Quel 100 mètres ! Incroyable, historique, cauchemardesque !
A cette cascade de superlatifs concernant le déroulement de l’épreuve reine des championnats, il faut y accoler pour ce qui est du ressentiment du public un sentiment mêlé d’amertume et de frustration. De tous les scénarii échafaudés personne n’avait osé imaginer celui incluant un faux départ d’Usain Bolt.
Tout simplement parce que l’athlète jamaïcain supporte à lui seul le poids écrasant de toute une discipline. Or Bolt n’est qu’un homme, certes génial et facétieux mais aussi faillible comme tous les autres. Et depuis son éclosion au plus haut niveau on avait tendance à négliger ce dernier point.
Aujourd’hui, j’en entends quelques uns, qui hier encore criaient au génie, critiquer la décontraction avec laquelle Usain se présente dans les blocks et assure le spectacle sur la piste. Une partie de l’opinion, on le sait, est versatile et toujours prompte à déboulonner les idoles.
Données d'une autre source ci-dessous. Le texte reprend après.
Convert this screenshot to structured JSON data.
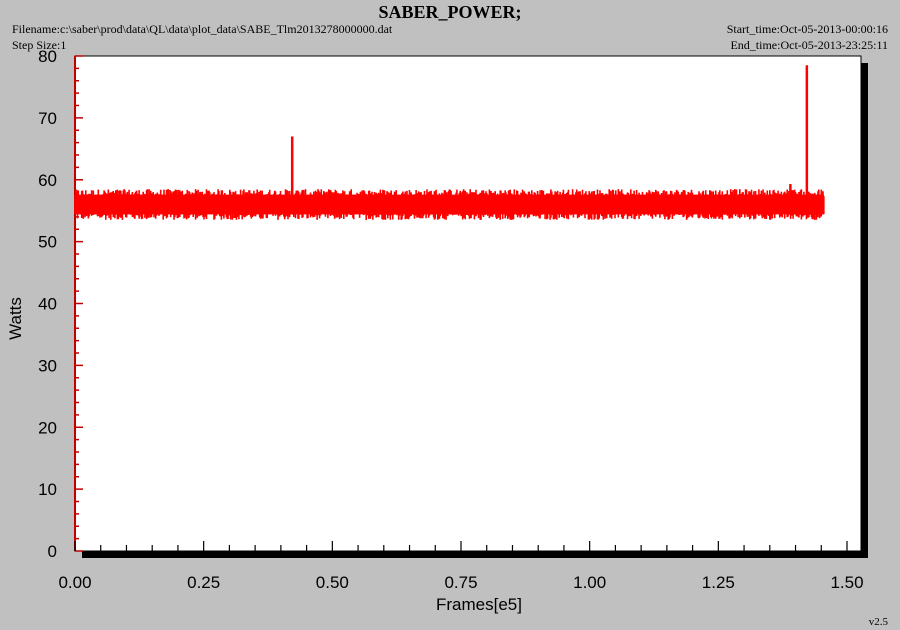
{
  "header": {
    "title": "SABER_POWER;",
    "filename": "Filename:c:\\saber\\prod\\data\\QL\\data\\plot_data\\SABE_Tlm2013278000000.dat",
    "step_size": "Step Size:1",
    "start_time": "Start_time:Oct-05-2013-00:00:16",
    "end_time": "End_time:Oct-05-2013-23:25:11"
  },
  "version": "v2.5",
  "colors": {
    "background": "#c0c0c0",
    "plot_bg": "#ffffff",
    "series": "#ff0000",
    "axis_ticks": "#c00000"
  },
  "chart_data": {
    "type": "line",
    "title": "SABER_POWER;",
    "xlabel": "Frames[e5]",
    "ylabel": "Watts",
    "xlim": [
      0.0,
      1.5
    ],
    "ylim": [
      0,
      80
    ],
    "x_ticks": [
      "0.00",
      "0.25",
      "0.50",
      "0.75",
      "1.00",
      "1.25",
      "1.50"
    ],
    "y_ticks": [
      "0",
      "10",
      "20",
      "30",
      "40",
      "50",
      "60",
      "70",
      "80"
    ],
    "grid": false,
    "series": [
      {
        "color": "#ff0000",
        "x_range": [
          0.0,
          1.455
        ],
        "baseline": 56,
        "noise_min": 53.5,
        "noise_max": 58.5,
        "spikes": [
          {
            "x": 0.422,
            "y": 67
          },
          {
            "x": 1.422,
            "y": 78.5
          },
          {
            "x": 1.39,
            "y": 59.3
          }
        ]
      }
    ]
  }
}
C’est pourquoi avec un minimum de recul, il convient de relativiser la fragilité supposée de la poutre maîtresse qui soutient l’édifice athlétisme. Bolt tant en série qu’en demie a montré qu’il n’avait rien perdu de sa prestance et de sa vélocité. Ce crime de lèse majesté dont certains l’accusent, tous les seigneurs du sprint l’ont commis au moins une fois avant lui.
Et si personne alors ne leur en avait fait le grief, c’est parce qu’à l’époque l’athlétisme n’était pas dépendant d’une seule de ses stars. Là réside toute le problème d’une discipline jadis phare. Et l’IAAF ferait bien de se pencher sur la question pour stopper l’érosion annoncée, car Usain aussi génial et bankable soit-il n’est ni faillible ni immortel.
Un jour, sans doute encore lointain, lorsque ses performances stagneront, il lui faudra passer la main. A Yohann Blake net vainqueur d’une course de dupes à Daegu ? Pourquoi pas ?
Le gamin qui ne manque pas de talent, est jamaïcain lui aussi. Il s’entraîne avec le maître et tente laborieusement d’assimiler ses mimiques et sa posture. Hier c’était encore un peu tôt d’où le sentiment de frustration d’amertume ressenti par la planète sport.
Amertume doublée de frustration dans le camp français. Tous les ingrédients étaient pourtant réunis pour ce rendez vous avec l’histoire. Pour la première fois deux bleus étaient invités au banquet des rois.
La course s’annonçait somptueuse. On se prenait à rêver de l’impensable. Et puis Bolt a trébuché et le soufflé d’un seul coup est retombé. La finale devenait un galop ordinaire privée de ses purs sangs car derrière la défection de Bolt affleuraient celles de Gay et de Powell.
Christophe Lemaître était du coup un médaillé en puissance, propulsé du rang d’outsider à celui de favori. La charge immense qui pesait sur les épaules de Bolt retomba d’un seul coup sur les siennes. Il eut beau aller chercher de l’air au plus profond de lui, rien n’y fit. Il étouffait.
Christophe échoua au pied du podium qui s’offrait et longtemps après il garda un goût d‘amertume au fond de sa gorge.
Avait-il raté la course de sa vie ? Certes non ! Il venait simplement d’enrichir son vécu. Et comme dans la fable, c’est sûr, on ne l’y prendrait plus.
Christophe comme Usain nous donnaient implicitement rendez vous sur 200 mètres. Pour une revanche, l’expression sur la piste de leur immense talent.